Voting With Disabilities
Recently I have stopped being so interested in my vision loss. As the old saying goes, I have other fish to fry.
More than disease or disability
Like many of us, I have been obsessing on both the pandemic and the political scene. This is not a forum to go full tilt spouting my opinions about the state of the world and America in general. There are many on both sides or perhaps I should say all sides of the campaign and the issues. But, we don’t want to have divisiveness here. No, the topic of this piece is something I assume we can almost all agree on.
Voting rights for all
To wit: Even if we have a disability, most of us reading this are still American citizens and want to be treated as such. We do not want someone telling us we cannot participate in our democracy because of our disability. However, blatant or subtle, discrimination against the visually impaired (and others with disabilities) is still a fact of life.

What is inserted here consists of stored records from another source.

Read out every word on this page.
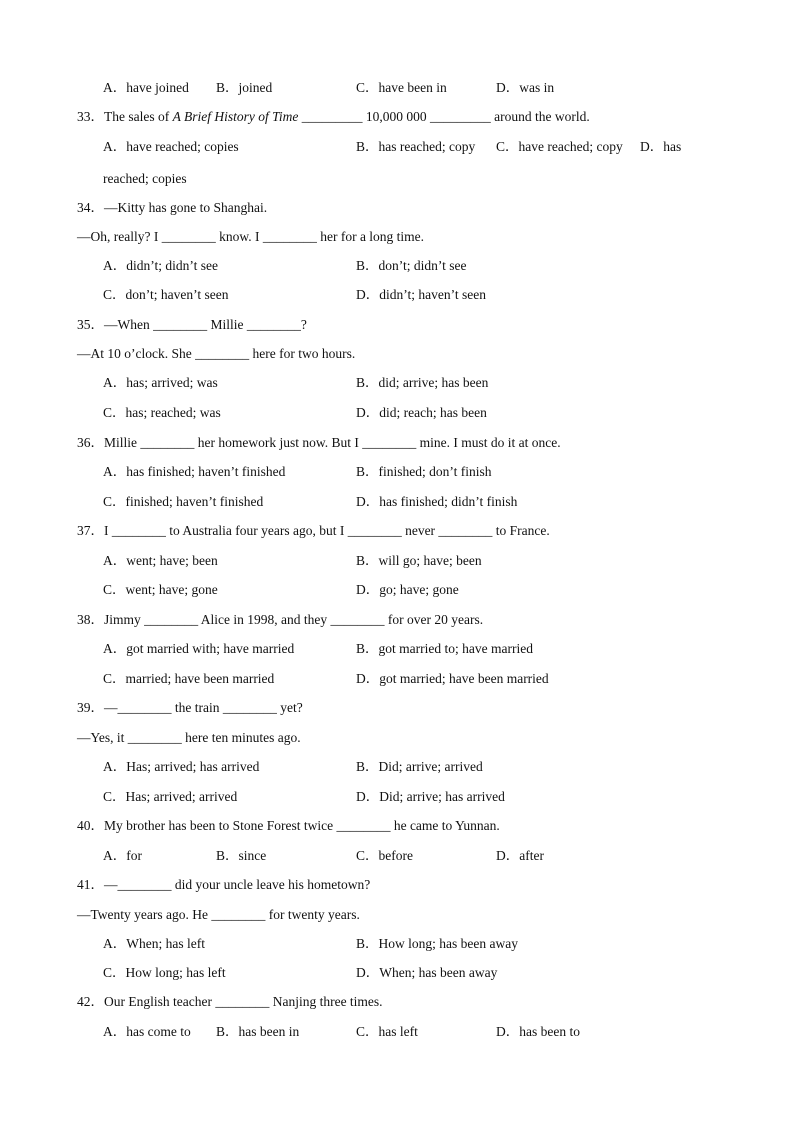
A．have joined B．joined	C．have been in	D．was in
33．The sales of A Brief History of Time _________ 10,000 000 _________ around the world.
A．have reached; copies	B．has reached; copy C．have reached; copy D．has
reached; copies
34．—Kitty has gone to Shanghai.
—Oh, really? I ________ know. I ________ her for a long time.
A．didn’t; didn’t see	B．don’t; didn’t see
C．don’t; haven’t seen	D．didn’t; haven’t seen
35．—When ________ Millie ________?
—At 10 o’clock. She ________ here for two hours.
A．has; arrived; was	B．did; arrive; has been
C．has; reached; was	D．did; reach; has been
36．Millie ________ her homework just now. But I ________ mine. I must do it at once.
A．has finished; haven’t finished	B．finished; don’t finish
C．finished; haven’t finished	D．has finished; didn’t finish
37．I ________ to Australia four years ago, but I ________ never ________ to France.
A．went; have; been	B．will go; have; been
C．went; have; gone	D．go; have; gone
38．Jimmy ________ Alice in 1998, and they ________ for over 20 years.
A．got married with; have married	B．got married to; have married
C．married; have been married	D．got married; have been married
39．—________ the train ________ yet?
—Yes, it ________ here ten minutes ago.
A．Has; arrived; has arrived	B．Did; arrive; arrived
C．Has; arrived; arrived	D．Did; arrive; has arrived
40．My brother has been to Stone Forest twice ________ he came to Yunnan.
A．for	B．since	C．before	D．after
41．—________ did your uncle leave his hometown?
—Twenty years ago. He ________ for twenty years.
A．When; has left	B．How long; has been away
C．How long; has left	D．When; has been away
42．Our English teacher ________ Nanjing three times.
A．has come to B．has been in	C．has left	D．has been to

Visual impairment and voting disenfranchisement
Researching this piece I found an article in The Guardian about a 69-year old man with visual disabilities who had a devil of a time trying to vote in the April elections in Wisconsin. Visually impaired for most of his life, this gentleman used to go to the polls with headphones, plugging them into the voting machine and listening to the choices. Except for the pandemic that would have worked this time, as well. 1
Given the circumstances, though, he decided to request a paper ballot, and vote by mail. 1
I will spare you the gory details of his plight, but just share that he was not able to read the paper ballots and remote help did not do their job. This gentleman gave up and was not able to vote. His disability and the pandemic effectively disenfranchised him. 1
Help America Vote Act
Purposeful? I would assume not, but just the same, the results were identical. And what’s more, this is nothing new. In fact, the Help America Vote Act was passed in 2002 in an attempt to eliminate the disenfranchisement of disabled voters. It was proposed in response to problems that occurred in that year’s election. 2
The HAVA required there to be one accessible voting machine at every poll for federal elections. It was a move that was designed to allow every visually impaired person the opportunity to vote privately and independently. 3
American with Disabilities Act
The American with Disabilities Act has also been brought to play in polling places. Local election boards are tasked with providing the adaptive equipment and services that allow equal access to all. And when I say “all," that is what I mean, all. The ADA, for example, covers individuals with physical or mental disabilities that substantially limit one or more major life activities. While my focus in this piece is on my “favorite” disability, visual impairment, visual handicap is just one issue covered by these laws.3
Voting with a visual disability
The National Federation of the Blind article, Voting, Accessibility and the Law, that yielded the information about the law, contains links to resources they publish. These include The Blind Voter’s Guide and The Blind Voter’s Experience. They are available in Word, Braille, and audio format. 3
So, that is the law.
Make your vote count!
I don’t want to close, however, without leaving you with some practical advice from Brailleworks. In order to make your vote count, if you are voting at the polls, they suggest you call ahead to your local board of election supervisors and tell them you have accessibility issues.
Be cautious in filling out mail-in ballots. Read the directions and follow them carefully. Also, don’t sign your ballot in different fashions. Inconsistent handwriting may cause them to reject your vote. Report any delays or refusals to support you to the voting supervisors. Know your rights and responsibilities and, finally, VOTE EARLY.
Remember, loss of your vision has not made you any less of a citizen. One way or another practice your rights. Be sure to vote!
Do you find it easy to advocate for yourself?